Much of the outsized increases in the prices of consumer goods and services in April can be attributed to the return to a more normal economy and to temporary strains from the shortage of chips and other supply chain disruptions. Thus, these increases can be regarded as transitory and should not trigger inflation worries going forward. However, the pervasive increases elsewhere among goods and services suggest that inflation has indeed picked up on a more sustained basis and may be threatening to outpace the Fed’s target of 2 percent average inflation over time.
Indeed, market participants have become more worried about the outlook for inflation as shown by the increase in longer-term inflation compensation—expected inflation plus the premium for inflation risk—derived from the market for Treasury securities. Inflation compensation has moved up sharply over recent weeks, likely as both expected inflation and inflation risk has risen. This comes alongside a growing number of stories and commentaries expressing concern that the inflation genie has gotten out of the bottle. Rising inflation expectations by themselves will add upward pressure to inflation on a sustained basis (see April 19, 2021 commentary, Inflation is Coming, but How Much?).

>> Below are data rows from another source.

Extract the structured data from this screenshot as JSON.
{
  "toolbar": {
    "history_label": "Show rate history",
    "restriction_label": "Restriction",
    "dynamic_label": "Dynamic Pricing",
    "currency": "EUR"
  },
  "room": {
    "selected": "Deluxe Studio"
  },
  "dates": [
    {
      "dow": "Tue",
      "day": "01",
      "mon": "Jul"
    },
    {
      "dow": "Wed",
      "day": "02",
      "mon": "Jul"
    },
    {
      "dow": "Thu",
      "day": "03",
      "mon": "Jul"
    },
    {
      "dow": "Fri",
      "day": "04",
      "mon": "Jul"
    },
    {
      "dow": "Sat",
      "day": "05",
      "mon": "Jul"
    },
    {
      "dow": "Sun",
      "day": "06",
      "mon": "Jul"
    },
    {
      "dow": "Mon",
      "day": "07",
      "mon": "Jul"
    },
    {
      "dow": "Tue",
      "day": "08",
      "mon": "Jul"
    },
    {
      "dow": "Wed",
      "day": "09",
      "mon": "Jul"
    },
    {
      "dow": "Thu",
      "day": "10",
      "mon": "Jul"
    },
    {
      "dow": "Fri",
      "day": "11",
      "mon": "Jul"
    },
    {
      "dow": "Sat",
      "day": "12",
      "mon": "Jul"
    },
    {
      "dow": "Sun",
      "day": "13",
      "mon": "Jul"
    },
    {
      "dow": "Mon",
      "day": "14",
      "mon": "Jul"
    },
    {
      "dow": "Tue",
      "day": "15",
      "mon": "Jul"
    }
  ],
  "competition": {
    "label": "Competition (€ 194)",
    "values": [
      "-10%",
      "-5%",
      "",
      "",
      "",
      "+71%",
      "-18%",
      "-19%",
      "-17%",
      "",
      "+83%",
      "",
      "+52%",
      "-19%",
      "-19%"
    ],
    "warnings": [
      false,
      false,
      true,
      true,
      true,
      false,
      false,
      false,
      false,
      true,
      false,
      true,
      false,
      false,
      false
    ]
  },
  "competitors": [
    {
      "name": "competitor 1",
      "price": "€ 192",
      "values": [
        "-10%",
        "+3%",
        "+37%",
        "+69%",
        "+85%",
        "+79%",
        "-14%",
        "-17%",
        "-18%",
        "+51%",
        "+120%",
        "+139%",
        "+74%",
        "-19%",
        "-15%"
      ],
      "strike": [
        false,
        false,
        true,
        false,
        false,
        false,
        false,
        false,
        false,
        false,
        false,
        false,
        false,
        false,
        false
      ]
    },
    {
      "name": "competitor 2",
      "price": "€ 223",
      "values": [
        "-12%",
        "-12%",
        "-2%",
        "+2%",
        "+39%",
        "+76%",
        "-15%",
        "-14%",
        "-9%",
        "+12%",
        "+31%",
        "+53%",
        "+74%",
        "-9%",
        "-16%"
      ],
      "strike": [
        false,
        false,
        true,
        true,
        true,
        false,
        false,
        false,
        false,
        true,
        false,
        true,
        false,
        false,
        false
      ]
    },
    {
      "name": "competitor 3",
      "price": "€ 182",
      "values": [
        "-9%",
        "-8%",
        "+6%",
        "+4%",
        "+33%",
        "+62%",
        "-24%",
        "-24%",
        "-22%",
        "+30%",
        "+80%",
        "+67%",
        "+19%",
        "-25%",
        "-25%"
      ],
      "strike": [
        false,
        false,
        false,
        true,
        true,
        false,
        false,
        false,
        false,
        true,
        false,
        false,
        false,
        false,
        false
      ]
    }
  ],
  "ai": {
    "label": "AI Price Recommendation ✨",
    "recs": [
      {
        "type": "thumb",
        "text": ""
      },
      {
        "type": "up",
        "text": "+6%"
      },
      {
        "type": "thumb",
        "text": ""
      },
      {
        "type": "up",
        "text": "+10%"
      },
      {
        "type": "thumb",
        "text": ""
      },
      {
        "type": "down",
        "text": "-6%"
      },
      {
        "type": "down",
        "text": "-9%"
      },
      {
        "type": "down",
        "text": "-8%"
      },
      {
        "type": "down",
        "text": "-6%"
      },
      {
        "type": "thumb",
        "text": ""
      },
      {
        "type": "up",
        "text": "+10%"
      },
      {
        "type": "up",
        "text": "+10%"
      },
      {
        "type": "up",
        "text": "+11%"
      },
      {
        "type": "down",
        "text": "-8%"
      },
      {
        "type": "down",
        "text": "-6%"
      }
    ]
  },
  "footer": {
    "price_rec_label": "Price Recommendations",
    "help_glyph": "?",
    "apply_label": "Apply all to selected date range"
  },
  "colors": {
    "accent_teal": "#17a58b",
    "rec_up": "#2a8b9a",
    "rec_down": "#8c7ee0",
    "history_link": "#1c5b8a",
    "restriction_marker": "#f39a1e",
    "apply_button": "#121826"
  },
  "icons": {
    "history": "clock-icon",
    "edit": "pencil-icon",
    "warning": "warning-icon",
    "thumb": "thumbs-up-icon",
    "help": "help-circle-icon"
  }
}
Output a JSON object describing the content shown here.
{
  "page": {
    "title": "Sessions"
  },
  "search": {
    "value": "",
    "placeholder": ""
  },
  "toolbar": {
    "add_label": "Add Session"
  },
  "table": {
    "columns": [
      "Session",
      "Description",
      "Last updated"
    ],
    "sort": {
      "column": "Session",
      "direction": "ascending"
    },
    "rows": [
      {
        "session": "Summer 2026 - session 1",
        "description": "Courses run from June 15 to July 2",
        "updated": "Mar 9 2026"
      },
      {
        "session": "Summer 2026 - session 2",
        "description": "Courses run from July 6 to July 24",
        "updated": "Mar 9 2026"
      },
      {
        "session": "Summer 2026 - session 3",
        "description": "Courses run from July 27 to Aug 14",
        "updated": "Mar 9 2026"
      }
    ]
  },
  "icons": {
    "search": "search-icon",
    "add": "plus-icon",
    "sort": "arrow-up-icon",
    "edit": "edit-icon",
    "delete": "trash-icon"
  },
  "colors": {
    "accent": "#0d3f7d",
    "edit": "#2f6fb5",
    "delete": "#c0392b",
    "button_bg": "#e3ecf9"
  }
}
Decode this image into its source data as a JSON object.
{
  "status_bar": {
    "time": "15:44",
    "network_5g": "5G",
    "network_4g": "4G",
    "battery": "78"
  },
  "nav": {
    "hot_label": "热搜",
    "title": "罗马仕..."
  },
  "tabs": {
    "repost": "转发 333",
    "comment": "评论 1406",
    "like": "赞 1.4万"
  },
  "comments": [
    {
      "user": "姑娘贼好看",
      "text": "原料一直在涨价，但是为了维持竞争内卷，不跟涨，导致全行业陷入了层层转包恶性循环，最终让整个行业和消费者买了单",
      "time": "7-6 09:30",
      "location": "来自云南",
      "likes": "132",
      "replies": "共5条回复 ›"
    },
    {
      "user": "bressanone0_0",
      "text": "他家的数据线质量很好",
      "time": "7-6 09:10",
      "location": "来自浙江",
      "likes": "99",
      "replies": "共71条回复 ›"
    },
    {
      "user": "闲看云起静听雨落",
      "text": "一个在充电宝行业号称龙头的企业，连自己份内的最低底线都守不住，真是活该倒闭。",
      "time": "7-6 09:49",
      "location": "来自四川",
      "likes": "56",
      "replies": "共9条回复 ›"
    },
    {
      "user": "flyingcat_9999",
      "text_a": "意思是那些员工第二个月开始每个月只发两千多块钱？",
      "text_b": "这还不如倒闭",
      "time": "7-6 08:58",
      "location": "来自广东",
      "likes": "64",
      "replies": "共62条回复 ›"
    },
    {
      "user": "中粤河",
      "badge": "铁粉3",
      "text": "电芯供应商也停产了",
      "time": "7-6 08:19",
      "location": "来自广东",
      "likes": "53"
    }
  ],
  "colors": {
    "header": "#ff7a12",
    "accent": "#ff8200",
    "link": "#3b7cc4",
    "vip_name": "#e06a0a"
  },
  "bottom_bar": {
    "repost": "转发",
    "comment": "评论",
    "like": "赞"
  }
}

As noted in a recent commentary (see April 19, 2021 posting), inflationary forces are building that are being powered by strong consumer demand juxtaposed against restraints on supply in a number of sectors. Moreover, inventories have been drawn down to extraordinarily low levels, as shown in the next chart depicting inventories relative to sales in the retail sector. Efforts to replenish lean inventories are adding to demands being placed on producers.
It’s unlikely that producers can match the strong demand in the months ahead. The result is going to be ongoing pressures on prices, only some of which will be temporary. The risk at this point is that the Fed will be overshooting its near-term objective for inflation of moderately above 2 percent. It is seeking inflation moderately above 2 percent to balance against a steady shortfall from 2 percent over recent years in its effort to achieve average inflation of 2 percent over time. Whether in this situation the Fed will maintain its highly accommodative policy stance or begin to raise the federal funds rate and curtail asset purchases is an open question. In the first instance, the risks of even more inflation may be building, while in the second instance, the upward march in interest rates will come sooner and will spoil the party in financial markets. In any event, the prospects for engineering the desired soft landing seem to be fading.